Menurut seorang pakar kegantengan, penyakit ini sangat sulit bahkan mustahil untuk dihilangkan. Belum ditemukan terapi yang tepat untuk mengatasi penyakit ini. Selain karena uniknya penyakit ini, orang-orang juga malas mengurusi para penderita. Karena para penderita akan selalu berusaha untuk membuktikan bahwa dirinyalah yang paling ganteng di antara yang lain. Maka dari itu disarankan untuk tidak sekali-kali menyangkal omongan ngawur dari si penderita karena dikhawatirkan penyakitnya akan semakin parah. Lebih baik mendiamkan atau membenarkan saja omongan ngawur tersebut. Karena kemungkinan besar si penderita akan merasa puas sehingga tidak akan menyerang lagi. Walaupun ada pula yang terlanjur parah sehingga saat tidurpun dia juga masih memamerkan kegantengan palsunya.

“Berpenyakit tak selamanya bermasalah. Penyakit Mateng ini dapat memberikan keuntungan pada penderitanya. Seperti meningkatkan kepercayaan diri yang memang merupakan gejala akhir dari penderita. Penyakit ini juga dapat meningkatkan kemampuan debat seseorang. Namun penyakit sepertinya tidak bisa disebut penyakit jika tidak ada kerugiannya. Penyakit Mateng ini tentu banyak kerugiannya. Hal ini memang sangat tidak seimbang jika dibandingkan dengan keuntungannya. Namun memang seperti itulah penyakit seharusnya. Bisa kita lihat para penderita penyakit ini akan dicap "nggak jelas" oleh teman-temannya.

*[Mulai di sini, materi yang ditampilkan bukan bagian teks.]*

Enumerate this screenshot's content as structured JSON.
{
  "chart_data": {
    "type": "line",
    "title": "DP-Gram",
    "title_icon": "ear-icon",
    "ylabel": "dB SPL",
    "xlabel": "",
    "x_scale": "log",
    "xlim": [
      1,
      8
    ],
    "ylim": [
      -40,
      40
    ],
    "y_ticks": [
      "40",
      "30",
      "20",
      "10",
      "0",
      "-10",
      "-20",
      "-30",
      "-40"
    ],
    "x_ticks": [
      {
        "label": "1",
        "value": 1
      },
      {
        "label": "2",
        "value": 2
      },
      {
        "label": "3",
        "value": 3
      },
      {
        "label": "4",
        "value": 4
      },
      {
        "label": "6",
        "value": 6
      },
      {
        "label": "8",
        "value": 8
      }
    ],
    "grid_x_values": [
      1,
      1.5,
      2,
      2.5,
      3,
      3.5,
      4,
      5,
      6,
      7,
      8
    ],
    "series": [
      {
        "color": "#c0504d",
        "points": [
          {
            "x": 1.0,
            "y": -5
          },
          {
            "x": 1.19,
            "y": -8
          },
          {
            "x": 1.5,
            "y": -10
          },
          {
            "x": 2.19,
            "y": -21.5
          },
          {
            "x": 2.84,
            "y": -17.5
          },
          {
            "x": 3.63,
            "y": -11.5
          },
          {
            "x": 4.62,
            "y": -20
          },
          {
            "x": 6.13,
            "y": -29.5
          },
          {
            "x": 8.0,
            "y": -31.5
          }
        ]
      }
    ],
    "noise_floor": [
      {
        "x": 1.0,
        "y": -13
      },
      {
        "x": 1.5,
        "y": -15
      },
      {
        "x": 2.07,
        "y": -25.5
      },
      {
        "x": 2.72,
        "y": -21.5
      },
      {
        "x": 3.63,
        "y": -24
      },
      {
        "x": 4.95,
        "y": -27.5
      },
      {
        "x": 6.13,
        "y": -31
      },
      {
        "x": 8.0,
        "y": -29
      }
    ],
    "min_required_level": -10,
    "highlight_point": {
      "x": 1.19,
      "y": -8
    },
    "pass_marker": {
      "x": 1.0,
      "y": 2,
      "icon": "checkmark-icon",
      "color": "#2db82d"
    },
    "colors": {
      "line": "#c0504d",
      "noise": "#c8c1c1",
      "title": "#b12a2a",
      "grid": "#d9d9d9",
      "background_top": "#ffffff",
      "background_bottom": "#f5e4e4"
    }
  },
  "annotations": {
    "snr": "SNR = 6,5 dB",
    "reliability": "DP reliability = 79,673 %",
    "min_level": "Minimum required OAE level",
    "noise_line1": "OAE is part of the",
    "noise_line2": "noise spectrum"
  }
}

Walaupun hal tersebut sepertinya dapat menjadi hiburan tersendiri. Penyakit ini juga dapat menurunkan citra ketampanan seseorang. Karena orang yang sombong sebenarnya tidak memiliki apa-apa.” jelas Ahmadi, seorang teman penderita.


Waspadalah terhadap penyakit ini. Selain karena penawarnya belum ditemukan, penyakit ini juga sangat berbahaya dan cukup mematikan. Seperti yang sudah dikatakan tadi, RH adalah orang pertama di MAN Insan Cendekia Serpong yang terkena penyakit ini. Padahal tidak ditemukan seorangpun dari lingkungan terdahulunya yang terkena penyakit tersebut. Artinya, RH lah pembuat virus dari penyakit itu, atau memang dari kebiasaannya sendiri. Waspadalah, waspadalah.